Zoo Atlanta is closer to realizing a planned transformation with the announcement Friday of a $20 million matching gift from the Robert W. Woodruff Foundation.
The money would go toward what the zoo calls a “grand new view,” turning the 1921 Cyclorama building into a new special events center, reshaping the entrance plaza and redesigning the African savanna exhibit.
The gift would match any money raised by the zoo, up to $20 million.
“It’s only as powerful as the gifts that come along to match it,” said Zoo Atlanta president and CEO Raymond King. “If we only raise $2 million, then it’s only a $2 million grant.”
The zoo has been talking with potential donors since July, when the City of Atlanta and the Atlanta History Center announced a plan to move the monumentally huge Cyclorama painting from its Grant Park home, adjacent to Zoo Atlanta, into a new structure to be built on the Buckhead campus of the history center.
That move would free up the creaky Cyclorama building, which the city would entrust to the zoo, along with an additional five acres of land.
Squeezed for space, the zoo was delighted at the opportunity. (At less than 40 acres, Zoo Atlanta has one of the smallest footprints among major zoos in the United States. Riverbanks Zoo in Columbia, S.C., has 170 acres; the North Carolina Zoo in Asheboro: 2,000.)
Still, a small problem remained: Zoo Atlanta had just finished a $23 million capital campaign — the largest in its history — to build a new reptile and amphibious center and to replenish the zoo’s conservation fund. (The center opens next year.)
Yet, the estimated cost of upgrading the Cyclorama building and creating the other improvements is somewhere around $30-40 million.

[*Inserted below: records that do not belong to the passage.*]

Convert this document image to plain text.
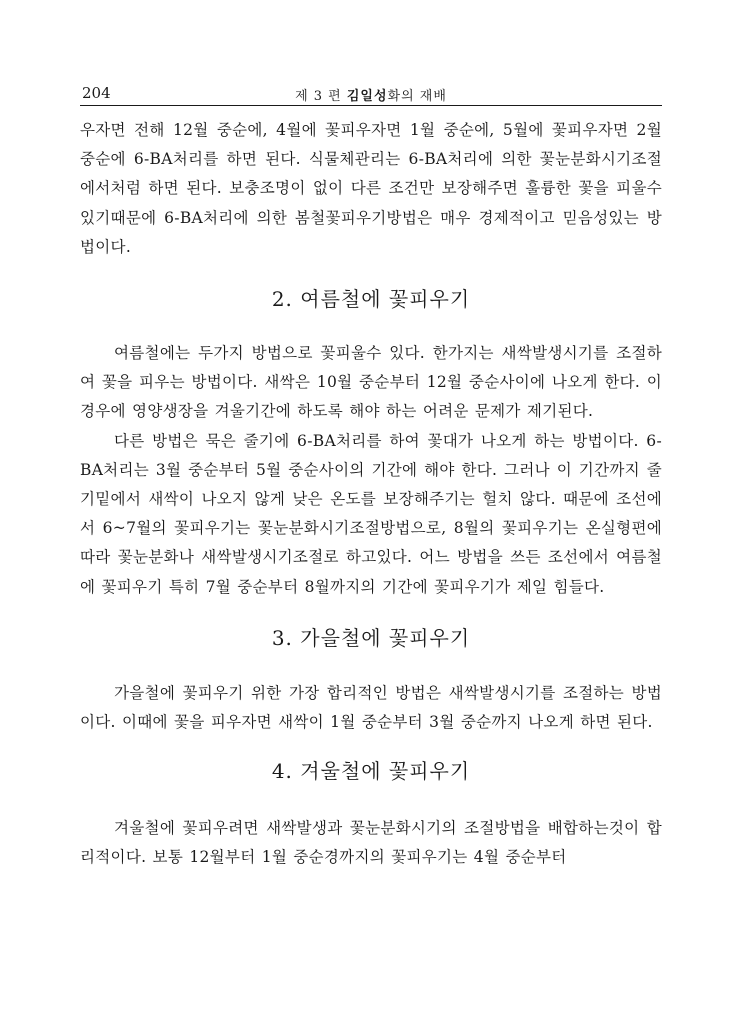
204	제 3 편 김일성화의 재배

우자면 전해 12월 중순에, 4월에 꽃피우자면 1월 중순에, 5월에 꽃피우자면 2월 중순에 6-BA처리를 하면 된다. 식물체관리는 6-BA처리에 의한 꽃눈분화시기조절에서처럼 하면 된다. 보충조명이 없이 다른 조건만 보장해주면 훌륭한 꽃을 피울수 있기때문에 6-BA처리에 의한 봄철꽃피우기방법은 매우 경제적이고 믿음성있는 방법이다.

2. 여름철에 꽃피우기

여름철에는 두가지 방법으로 꽃피울수 있다. 한가지는 새싹발생시기를 조절하여 꽃을 피우는 방법이다. 새싹은 10월 중순부터 12월 중순사이에 나오게 한다. 이 경우에 영양생장을 겨울기간에 하도록 해야 하는 어려운 문제가 제기된다.

다른 방법은 묵은 줄기에 6-BA처리를 하여 꽃대가 나오게 하는 방법이다. 6-BA처리는 3월 중순부터 5월 중순사이의 기간에 해야 한다. 그러나 이 기간까지 줄기밑에서 새싹이 나오지 않게 낮은 온도를 보장해주기는 헐치 않다. 때문에 조선에서 6~7월의 꽃피우기는 꽃눈분화시기조절방법으로, 8월의 꽃피우기는 온실형편에 따라 꽃눈분화나 새싹발생시기조절로 하고있다. 어느 방법을 쓰든 조선에서 여름철에 꽃피우기 특히 7월 중순부터 8월까지의 기간에 꽃피우기가 제일 힘들다.

3. 가을철에 꽃피우기

가을철에 꽃피우기 위한 가장 합리적인 방법은 새싹발생시기를 조절하는 방법이다. 이때에 꽃을 피우자면 새싹이 1월 중순부터 3월 중순까지 나오게 하면 된다.

4. 겨울철에 꽃피우기

겨울철에 꽃피우려면 새싹발생과 꽃눈분화시기의 조절방법을 배합하는것이 합리적이다. 보통 12월부터 1월 중순경까지의 꽃피우기는 4월 중순부터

“The immediate question,” said King, “would be: ‘how can you pull this off?’ Because frankly $38 million, or whatever the number might be, is a big bite of the apple for us. It’s (almost) twice what we just got through raising.”
The Woodruff grant has taken off some of that pressure, and King is optimistic.
“I consider ourselves 50 percent funded,” he said. “The enthusiasm for this project is overwhelming to me.”
The honorary chairs of the campaign committee are Mayor Kasim Reed and Atlanta Falcons owner Arthur M. Blank. Co-chairs are Paul Bowers and Jim Hannan, CEOs of Georgia Power and Georgia Pacific respectively, and David Ratfliffe, retired CEO of the Southern Co.